Tiktok, whose parent company is Chinese, has been widely used by protesters. Critics fear it is being employed to spread disinformation coming from foreign countries.

Azerbaijan invited separatists from the French territories of Martinique, French Guiana, New Caledonia and French Polynesia to Baku for a conference in July 2023.

The meeting saw the creation of the “Baku Initiative Group”, whose stated aim is to support “French liberation and anti-colonialist movements”.

The group published a statement this week condemning the French parliament’s proposed change to New Caledonia’s constitution, which would allow outsiders who moved to the territory at least 10 years ago the right to vote in its elections.

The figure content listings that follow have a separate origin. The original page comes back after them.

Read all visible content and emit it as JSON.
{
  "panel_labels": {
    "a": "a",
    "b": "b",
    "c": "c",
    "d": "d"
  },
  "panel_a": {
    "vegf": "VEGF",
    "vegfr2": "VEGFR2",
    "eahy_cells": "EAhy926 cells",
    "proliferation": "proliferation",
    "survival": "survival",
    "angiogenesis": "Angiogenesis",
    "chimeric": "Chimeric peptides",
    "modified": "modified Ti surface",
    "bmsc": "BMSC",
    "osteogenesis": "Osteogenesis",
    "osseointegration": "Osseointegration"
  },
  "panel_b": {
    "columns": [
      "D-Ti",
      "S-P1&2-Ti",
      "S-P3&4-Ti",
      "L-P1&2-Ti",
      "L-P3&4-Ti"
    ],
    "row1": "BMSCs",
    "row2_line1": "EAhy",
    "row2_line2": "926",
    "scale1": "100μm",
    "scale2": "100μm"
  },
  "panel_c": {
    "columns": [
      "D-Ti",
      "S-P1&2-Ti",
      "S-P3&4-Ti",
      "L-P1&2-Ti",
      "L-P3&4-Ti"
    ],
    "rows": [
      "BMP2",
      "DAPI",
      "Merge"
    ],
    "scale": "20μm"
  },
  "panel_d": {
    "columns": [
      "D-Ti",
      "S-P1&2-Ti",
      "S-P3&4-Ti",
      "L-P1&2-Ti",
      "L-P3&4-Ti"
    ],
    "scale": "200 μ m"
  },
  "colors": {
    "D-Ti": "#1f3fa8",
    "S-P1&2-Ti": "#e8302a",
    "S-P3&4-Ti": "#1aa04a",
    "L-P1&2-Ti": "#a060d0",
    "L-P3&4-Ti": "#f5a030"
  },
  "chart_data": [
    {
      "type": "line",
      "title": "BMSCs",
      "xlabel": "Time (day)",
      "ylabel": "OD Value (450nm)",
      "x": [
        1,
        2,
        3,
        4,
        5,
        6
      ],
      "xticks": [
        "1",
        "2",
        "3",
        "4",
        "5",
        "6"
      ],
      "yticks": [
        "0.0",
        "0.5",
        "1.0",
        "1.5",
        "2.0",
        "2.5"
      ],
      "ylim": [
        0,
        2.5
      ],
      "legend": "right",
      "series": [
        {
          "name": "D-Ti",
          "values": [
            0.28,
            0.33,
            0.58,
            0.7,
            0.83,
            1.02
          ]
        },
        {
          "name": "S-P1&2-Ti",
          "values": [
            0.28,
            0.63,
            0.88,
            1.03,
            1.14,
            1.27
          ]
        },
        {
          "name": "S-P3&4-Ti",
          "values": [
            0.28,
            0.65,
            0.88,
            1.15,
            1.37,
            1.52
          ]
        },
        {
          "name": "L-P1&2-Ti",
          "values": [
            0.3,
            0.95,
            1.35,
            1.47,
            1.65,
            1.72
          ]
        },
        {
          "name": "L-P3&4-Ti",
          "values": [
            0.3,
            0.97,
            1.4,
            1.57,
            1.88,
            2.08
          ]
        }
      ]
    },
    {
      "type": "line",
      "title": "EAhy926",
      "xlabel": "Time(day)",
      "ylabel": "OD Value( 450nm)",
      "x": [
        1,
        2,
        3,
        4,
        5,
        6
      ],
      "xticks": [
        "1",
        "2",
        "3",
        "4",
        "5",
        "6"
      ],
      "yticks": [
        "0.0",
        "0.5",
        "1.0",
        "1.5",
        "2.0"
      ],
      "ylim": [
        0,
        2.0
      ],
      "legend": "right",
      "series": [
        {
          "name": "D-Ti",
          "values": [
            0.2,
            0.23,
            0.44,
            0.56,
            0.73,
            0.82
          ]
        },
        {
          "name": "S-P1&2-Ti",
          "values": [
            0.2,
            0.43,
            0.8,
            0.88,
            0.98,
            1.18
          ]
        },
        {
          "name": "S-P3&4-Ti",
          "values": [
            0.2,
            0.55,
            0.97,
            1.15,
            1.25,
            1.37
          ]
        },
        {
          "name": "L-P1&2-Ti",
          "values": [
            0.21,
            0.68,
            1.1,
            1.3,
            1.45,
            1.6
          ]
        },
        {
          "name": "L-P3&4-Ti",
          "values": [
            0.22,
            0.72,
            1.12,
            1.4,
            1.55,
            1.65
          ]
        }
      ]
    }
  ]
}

Pro-independence forces say that would dilute the vote of Kanaks, who make up about 40 percent of the population.

“We stand in solidarity with our Kanak friends and support their fair struggle,” the Baku Initiative Group said.

Raphael Glucksmann, the lawmaker heading the list for the French Socialists in June’s European Parliament elections, told Public Senat television that Azerbaijan had made “attempts to interfere… for months”.

He said the underlying problem behind the unrest was a domestic dispute over election reform, not agitation fomented by “foreign actors”.

But he accused Azerbaijan of “seizing on internal problems.”

A French government source, who asked not to be named, said pro-Azerbaijani social media accounts had on Wednesday posted an edited montage purporting to show two white police officers with rifles aimed at dead Kanaks.

“It’s a pretty massive campaign, with around 4,000 posts generated by (these) accounts,” the source told AFP.

“They are reusing techniques already used during a previous smear campaign called Olympia.”

In November, France had already accused actors linked to Azerbaijan of carrying out a disinformation campaign aimed at damaging its reputation over its ability to host the Olympic Games in Paris. Baku also rejected these accusations.